Erin Fitzgerald and Venus Taylor
Erin Fitzgerald has achieved success during her undergraduate and graduate careers both in and out of the classroom. She has gone the extra mile to immerse herself in the field through research in addition to her course work and internship. She also serves on Assumption’s Judicial Appeals Board.
Erin was in Japan conducting a cross-cultural research project and working as an undergraduate intern at the Tokyo English Life Line Counseling Center in 2011 when the earthquake and subsequent tsunami hit. She volunteered for two weeks, working eighteen hour shifts, at the crisis center that was established by the U.S. embassy aiding both Americans in Japan and their family members in the U.S.
As one of Erin’s professor’s described her: “In addition to being intellectually gifted, dedicated, and resourceful, Erin is also remarkably resilient.” Another professor described Erin this way: “Erin is a remarkable young woman who is intelligent, intuitive and dedicated to the helping profession at many different levels. She is an extremely strong graduate student who is well respected by professors and students alike.
Venus Taylor describes herself as being passionate about family and youth counseling and started on that path during her teen years. As a young adult, Venus worked with young people in Boston public schools as a Prevention Specialist. Additionally, she has authored a book, Becoming the Mom I Wish I’d Had, about her raising and homeschooling her two children.
She has excelled academically and in her practicum where she devoted twice the amount of hours required of her. Venus has future plans for working with children and families that will mark her as a leader in our field while providing much needed services for children and families.
Venus has been described by one of her professors thusly: “Venus not only excels in her clinical skills, but in her natural ability to form meaningful connections with the children and families n client load. It is clear to me that Venus has a real commitment to her clients, career, and Community.” Her practicum supervisor said: “Ms. Taylor would often go above and beyond her role to make sure that all family members were connected to the most appropriate community supports.”

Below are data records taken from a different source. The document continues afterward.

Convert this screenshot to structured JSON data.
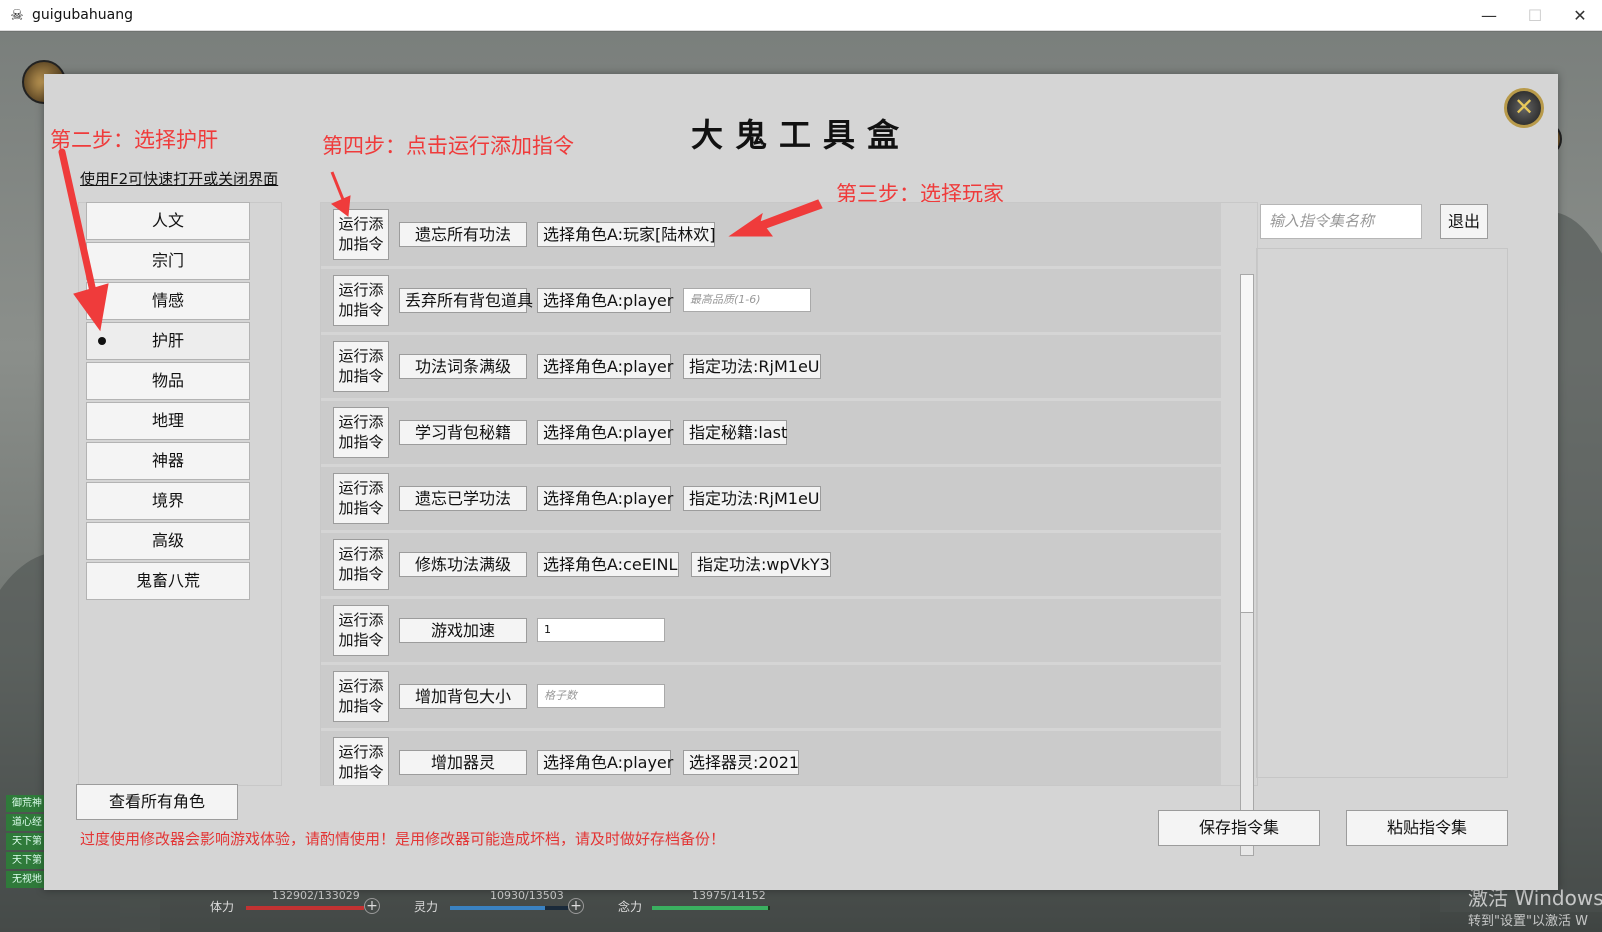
{
  "window": {
    "title": "guigubahuang"
  },
  "dialog": {
    "title": "大鬼工具盒",
    "hint": "使用F2可快速打开或关闭界面",
    "categories": [
      {
        "label": "人文"
      },
      {
        "label": "宗门"
      },
      {
        "label": "情感"
      },
      {
        "label": "护肝",
        "selected": true
      },
      {
        "label": "物品"
      },
      {
        "label": "地理"
      },
      {
        "label": "神器"
      },
      {
        "label": "境界"
      },
      {
        "label": "高级"
      },
      {
        "label": "鬼畜八荒"
      }
    ],
    "run_label": "运行添加指令",
    "commands": [
      {
        "name": "遗忘所有功法",
        "role": "选择角色A:玩家[陆林欢]"
      },
      {
        "name": "丢弃所有背包道具",
        "role": "选择角色A:player",
        "placeholder": "最高品质(1-6)"
      },
      {
        "name": "功法词条满级",
        "role": "选择角色A:player",
        "extra": "指定功法:RjM1eU"
      },
      {
        "name": "学习背包秘籍",
        "role": "选择角色A:player",
        "extra": "指定秘籍:last"
      },
      {
        "name": "遗忘已学功法",
        "role": "选择角色A:player",
        "extra": "指定功法:RjM1eU"
      },
      {
        "name": "修炼功法满级",
        "role": "选择角色A:ceEINL",
        "extra": "指定功法:wpVkY3"
      },
      {
        "name": "游戏加速",
        "value": "1"
      },
      {
        "name": "增加背包大小",
        "placeholder": "格子数"
      },
      {
        "name": "增加器灵",
        "role": "选择角色A:player",
        "extra": "选择器灵:2021"
      }
    ],
    "set_name_placeholder": "输入指令集名称",
    "exit_label": "退出",
    "view_all_label": "查看所有角色",
    "warning": "过度使用修改器会影响游戏体验，请酌情使用！是用修改器可能造成坏档，请及时做好存档备份！",
    "save_label": "保存指令集",
    "paste_label": "粘贴指令集"
  },
  "annotations": {
    "step2": "第二步：选择护肝",
    "step3": "第三步：选择玩家",
    "step4": "第四步：点击运行添加指令",
    "color": "#ef3b3b"
  },
  "status": {
    "hp_label": "体力",
    "hp_value": "132902/133029",
    "hp_fraction": 0.999,
    "sp_label": "灵力",
    "sp_value": "10930/13503",
    "sp_fraction": 0.809,
    "mind_label": "念力",
    "mind_value": "13975/14152",
    "mind_fraction": 0.987
  },
  "chat_channels": [
    "御荒神",
    "道心经",
    "天下第",
    "天下第",
    "无视地"
  ],
  "watermark": {
    "line1": "激活 Windows",
    "line2": "转到\"设置\"以激活 W"
  }
}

Courtney stood out amongst these excellent students with her work in and out of the classroom. She has demonstrated a strong interest in helping others during her undergraduate and graduate years along with working in the mental health field in-between. She ranks at the top or near the top of all her classes, has shown strong leadership qualities everywhere she has been, and has demonstrated the attitude and skills to be an effective counselor.
Additionally, Courtney has participated in a number of significant research projects and was recently awarded a highly coveted research assistant position for the next academic year.
Christina, a student in Expressive Therapies and Mental Health Counseling, was selected from among eleven outstanding graduate students, representing five colleges and universities, who applied for the scholarship.
Christina is described as a leader with strong clinical skills and as an individual who “has always demonstrated an extremely high level of academic integrity, insight, and achievement.” She has diverse experience having worked for a number of agencies, both as an undergraduate and graduate student, primarily working with children. Christina is also actively involved in the Expressive Therapies Division at Lesley while volunteering her time as a Big Sister and play space activity leader at a family homeless shelter. Christina’s goal upon graduation is to work with children who have experienced trauma.
Christina has received a $1,000 scholarship for the 2011-2012 academic year, a one year MaMHCA membership, mentoring support including but not limited to licensing support services, and free admission to MaMHCA's 2011 Annual Conference.